Working in Kansas City in 2010—a time when many journalists were early Twitter adopters—Reiserer earned more than 1,000 followers and strong interaction with a feed devoted strictly to media job opportunities in that area. After moving to Chicago, he began a far more successful run in 2012 with Facebook, Instagram and Twitter accounts that drill into a completely different subject: World War II. For those trying to elbow out some room in the “Look at me!” mosh pit, Reiserer offers a few tips:
- Stick to one, narrow subject. Although his subject spans the globe, affecting nearly every culture on earth at the time, and involved countless facets of life (economics, sports, entertainment, religion and more), all of Reiserer’s photos and captions connect directly to the subject’s core: armed conflict between two sets of nations.

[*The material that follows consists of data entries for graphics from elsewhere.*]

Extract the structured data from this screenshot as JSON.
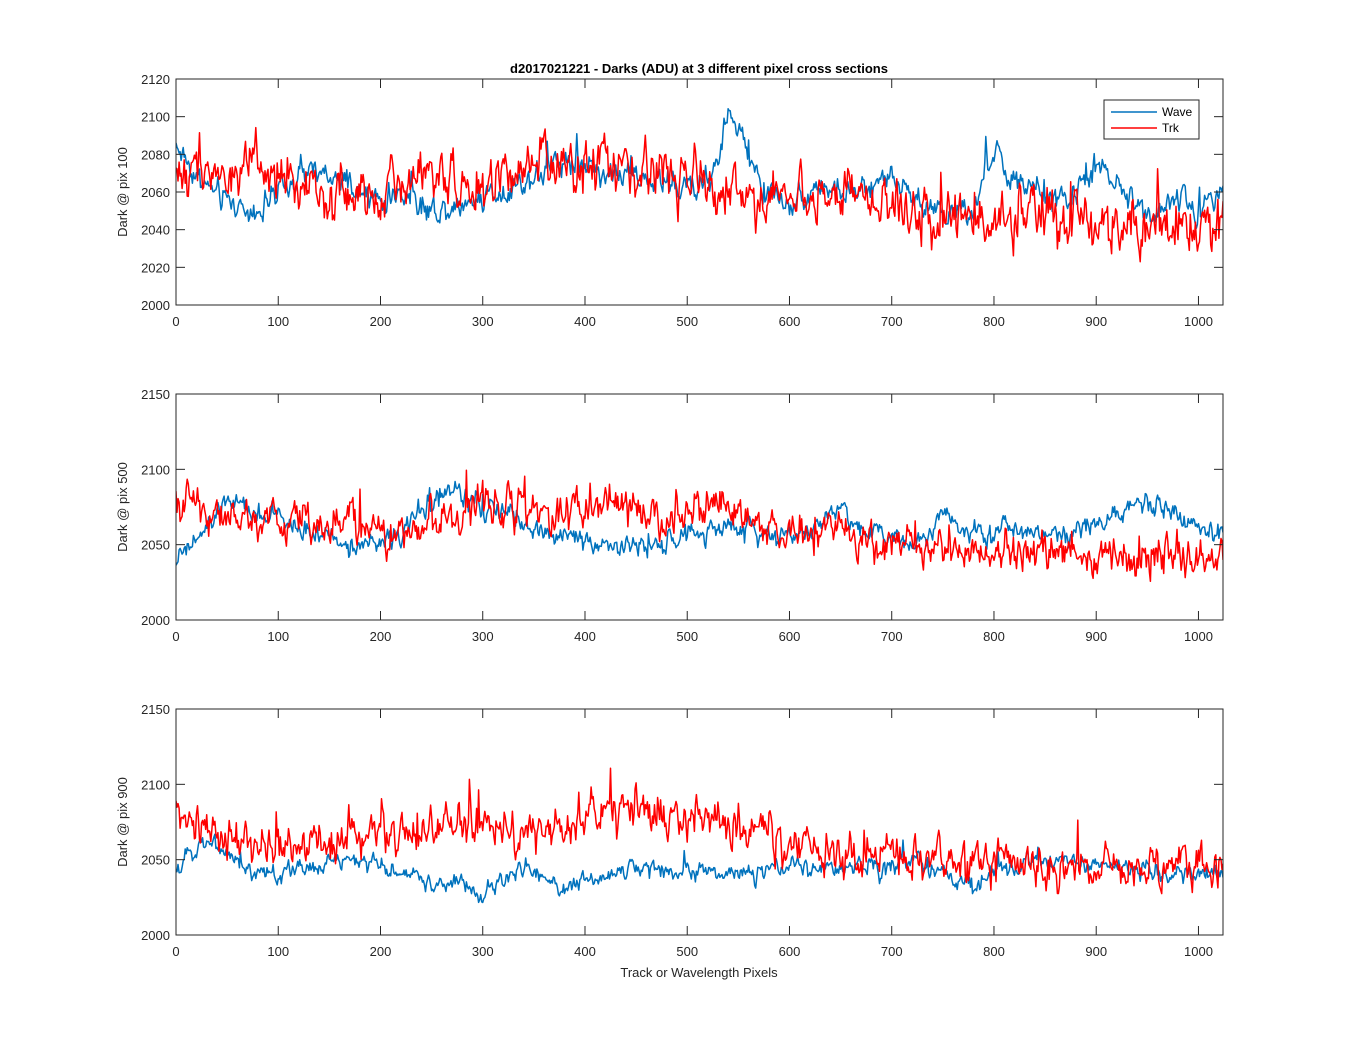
{
  "title": "d2017021221 - Darks (ADU) at 3 different pixel cross sections",
  "xlabel": "Track or Wavelength Pixels",
  "colors": {
    "wave": "#0072BD",
    "trk": "#FF0000",
    "axes": "#262626"
  },
  "legend": {
    "placement": "top-right",
    "panel": 0,
    "entries": [
      "Wave",
      "Trk"
    ]
  },
  "chart_data": [
    {
      "type": "line",
      "ylabel": "Dark @ pix 100",
      "xlim": [
        0,
        1024
      ],
      "ylim": [
        2000,
        2120
      ],
      "xticks": [
        0,
        100,
        200,
        300,
        400,
        500,
        600,
        700,
        800,
        900,
        1000
      ],
      "yticks": [
        2000,
        2020,
        2040,
        2060,
        2080,
        2100,
        2120
      ],
      "xtick_labels": [
        "0",
        "100",
        "200",
        "300",
        "400",
        "500",
        "600",
        "700",
        "800",
        "900",
        "1000"
      ],
      "ytick_labels": [
        "2000",
        "2020",
        "2040",
        "2060",
        "2080",
        "2100",
        "2120"
      ],
      "series": [
        {
          "name": "Wave",
          "x": [
            0,
            25,
            50,
            75,
            100,
            125,
            150,
            175,
            200,
            225,
            250,
            275,
            300,
            325,
            350,
            375,
            400,
            425,
            450,
            475,
            500,
            525,
            540,
            550,
            575,
            600,
            625,
            650,
            675,
            700,
            725,
            750,
            775,
            800,
            825,
            850,
            875,
            900,
            925,
            950,
            975,
            1000,
            1024
          ],
          "y": [
            2085,
            2065,
            2055,
            2050,
            2058,
            2070,
            2068,
            2060,
            2055,
            2060,
            2050,
            2053,
            2058,
            2062,
            2068,
            2078,
            2075,
            2070,
            2068,
            2065,
            2062,
            2068,
            2102,
            2092,
            2060,
            2055,
            2063,
            2060,
            2058,
            2072,
            2055,
            2050,
            2045,
            2082,
            2062,
            2058,
            2055,
            2074,
            2060,
            2050,
            2055,
            2050,
            2068
          ],
          "noise": 7
        },
        {
          "name": "Trk",
          "x": [
            0,
            25,
            50,
            75,
            100,
            125,
            150,
            175,
            200,
            225,
            250,
            275,
            300,
            325,
            350,
            375,
            400,
            425,
            450,
            475,
            500,
            525,
            550,
            575,
            600,
            625,
            650,
            675,
            700,
            725,
            750,
            775,
            800,
            825,
            850,
            875,
            900,
            925,
            950,
            975,
            1000,
            1024
          ],
          "y": [
            2070,
            2075,
            2068,
            2070,
            2065,
            2062,
            2060,
            2058,
            2063,
            2065,
            2068,
            2065,
            2063,
            2065,
            2070,
            2075,
            2078,
            2073,
            2070,
            2072,
            2068,
            2065,
            2060,
            2055,
            2058,
            2060,
            2057,
            2055,
            2050,
            2048,
            2050,
            2048,
            2045,
            2048,
            2046,
            2043,
            2045,
            2042,
            2040,
            2042,
            2043,
            2045
          ],
          "noise": 14
        }
      ]
    },
    {
      "type": "line",
      "ylabel": "Dark @ pix 500",
      "xlim": [
        0,
        1024
      ],
      "ylim": [
        2000,
        2150
      ],
      "xticks": [
        0,
        100,
        200,
        300,
        400,
        500,
        600,
        700,
        800,
        900,
        1000
      ],
      "yticks": [
        2000,
        2050,
        2100,
        2150
      ],
      "xtick_labels": [
        "0",
        "100",
        "200",
        "300",
        "400",
        "500",
        "600",
        "700",
        "800",
        "900",
        "1000"
      ],
      "ytick_labels": [
        "2000",
        "2050",
        "2100",
        "2150"
      ],
      "series": [
        {
          "name": "Wave",
          "x": [
            0,
            25,
            50,
            75,
            100,
            125,
            150,
            175,
            200,
            225,
            250,
            275,
            300,
            325,
            350,
            375,
            400,
            425,
            450,
            475,
            500,
            525,
            550,
            575,
            600,
            625,
            650,
            675,
            700,
            725,
            750,
            775,
            800,
            825,
            850,
            875,
            900,
            925,
            950,
            975,
            1000,
            1024
          ],
          "y": [
            2040,
            2055,
            2080,
            2070,
            2068,
            2060,
            2055,
            2050,
            2050,
            2060,
            2080,
            2085,
            2075,
            2070,
            2060,
            2055,
            2055,
            2050,
            2048,
            2050,
            2055,
            2060,
            2062,
            2058,
            2055,
            2062,
            2075,
            2060,
            2055,
            2052,
            2072,
            2060,
            2055,
            2062,
            2058,
            2060,
            2065,
            2072,
            2080,
            2072,
            2060,
            2058
          ],
          "noise": 7
        },
        {
          "name": "Trk",
          "x": [
            0,
            25,
            50,
            75,
            100,
            125,
            150,
            175,
            200,
            225,
            250,
            275,
            300,
            325,
            350,
            375,
            400,
            425,
            450,
            475,
            500,
            525,
            550,
            575,
            600,
            625,
            650,
            675,
            700,
            725,
            750,
            775,
            800,
            825,
            850,
            875,
            900,
            925,
            950,
            975,
            1000,
            1024
          ],
          "y": [
            2080,
            2075,
            2070,
            2065,
            2065,
            2068,
            2066,
            2063,
            2058,
            2060,
            2065,
            2070,
            2078,
            2080,
            2072,
            2074,
            2077,
            2075,
            2072,
            2070,
            2075,
            2070,
            2066,
            2063,
            2058,
            2060,
            2058,
            2055,
            2052,
            2050,
            2048,
            2048,
            2046,
            2045,
            2044,
            2043,
            2043,
            2042,
            2042,
            2041,
            2042,
            2045
          ],
          "noise": 13
        }
      ]
    },
    {
      "type": "line",
      "ylabel": "Dark @ pix 900",
      "xlim": [
        0,
        1024
      ],
      "ylim": [
        2000,
        2150
      ],
      "xticks": [
        0,
        100,
        200,
        300,
        400,
        500,
        600,
        700,
        800,
        900,
        1000
      ],
      "yticks": [
        2000,
        2050,
        2100,
        2150
      ],
      "xtick_labels": [
        "0",
        "100",
        "200",
        "300",
        "400",
        "500",
        "600",
        "700",
        "800",
        "900",
        "1000"
      ],
      "ytick_labels": [
        "2000",
        "2050",
        "2100",
        "2150"
      ],
      "series": [
        {
          "name": "Wave",
          "x": [
            0,
            25,
            50,
            75,
            100,
            125,
            150,
            175,
            200,
            225,
            250,
            275,
            300,
            325,
            350,
            375,
            400,
            425,
            450,
            475,
            500,
            525,
            550,
            575,
            600,
            625,
            650,
            675,
            700,
            725,
            750,
            775,
            800,
            825,
            850,
            875,
            900,
            925,
            950,
            975,
            1000,
            1024
          ],
          "y": [
            2040,
            2065,
            2055,
            2042,
            2040,
            2045,
            2048,
            2050,
            2045,
            2040,
            2035,
            2035,
            2025,
            2040,
            2045,
            2030,
            2035,
            2040,
            2045,
            2043,
            2045,
            2040,
            2042,
            2040,
            2045,
            2045,
            2043,
            2045,
            2048,
            2050,
            2040,
            2030,
            2042,
            2048,
            2050,
            2048,
            2046,
            2045,
            2043,
            2040,
            2040,
            2040
          ],
          "noise": 6
        },
        {
          "name": "Trk",
          "x": [
            0,
            25,
            50,
            75,
            100,
            125,
            150,
            175,
            200,
            225,
            250,
            275,
            300,
            325,
            350,
            375,
            400,
            425,
            450,
            475,
            500,
            525,
            550,
            575,
            600,
            625,
            650,
            675,
            700,
            725,
            750,
            775,
            800,
            825,
            850,
            875,
            900,
            925,
            950,
            975,
            1000,
            1024
          ],
          "y": [
            2080,
            2070,
            2065,
            2060,
            2058,
            2060,
            2062,
            2068,
            2075,
            2070,
            2068,
            2070,
            2072,
            2065,
            2068,
            2070,
            2075,
            2080,
            2082,
            2080,
            2078,
            2075,
            2070,
            2065,
            2060,
            2058,
            2056,
            2052,
            2050,
            2050,
            2050,
            2048,
            2050,
            2050,
            2048,
            2048,
            2047,
            2045,
            2044,
            2045,
            2045,
            2046
          ],
          "noise": 14
        }
      ]
    }
  ]
}
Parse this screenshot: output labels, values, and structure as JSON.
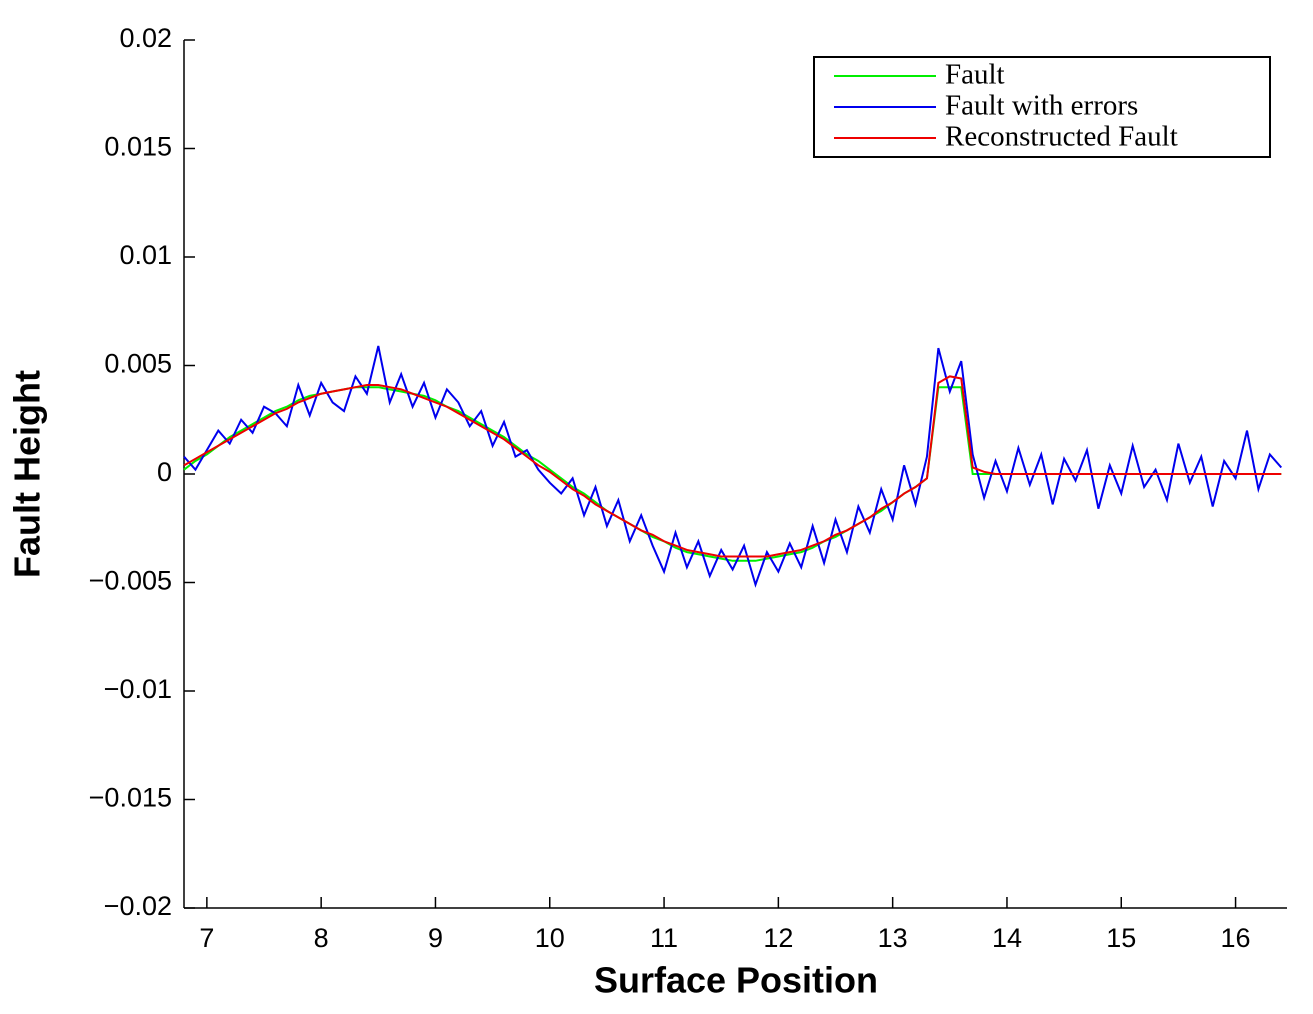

- It helps tremendously if your subject has deep emotional appeal, even if that appeal is to a small group of people. Even today, WWII arouses a potent mix of responses; with his Kansas City account, the hunt for a job is the hunt for money and status.
- If you can find a niche, grab hold of whoever visits it. Reiserer says he monitors his feeds’ comments, watching as readers reply to each other and new conversations branch out. “If you’re going to do it organically, it’s the same concept, which is …”
- “… You have to have a bottomless pit of content.” Reiserer stresses the importance of regular posting, which keeps an audience from drifting away to other attention-grabbers.
- And keep working when the fans do not show up. “I’ve known several people who tried to create this account, or something like it,” he says. “It didn’t happen in a month and they gave up.”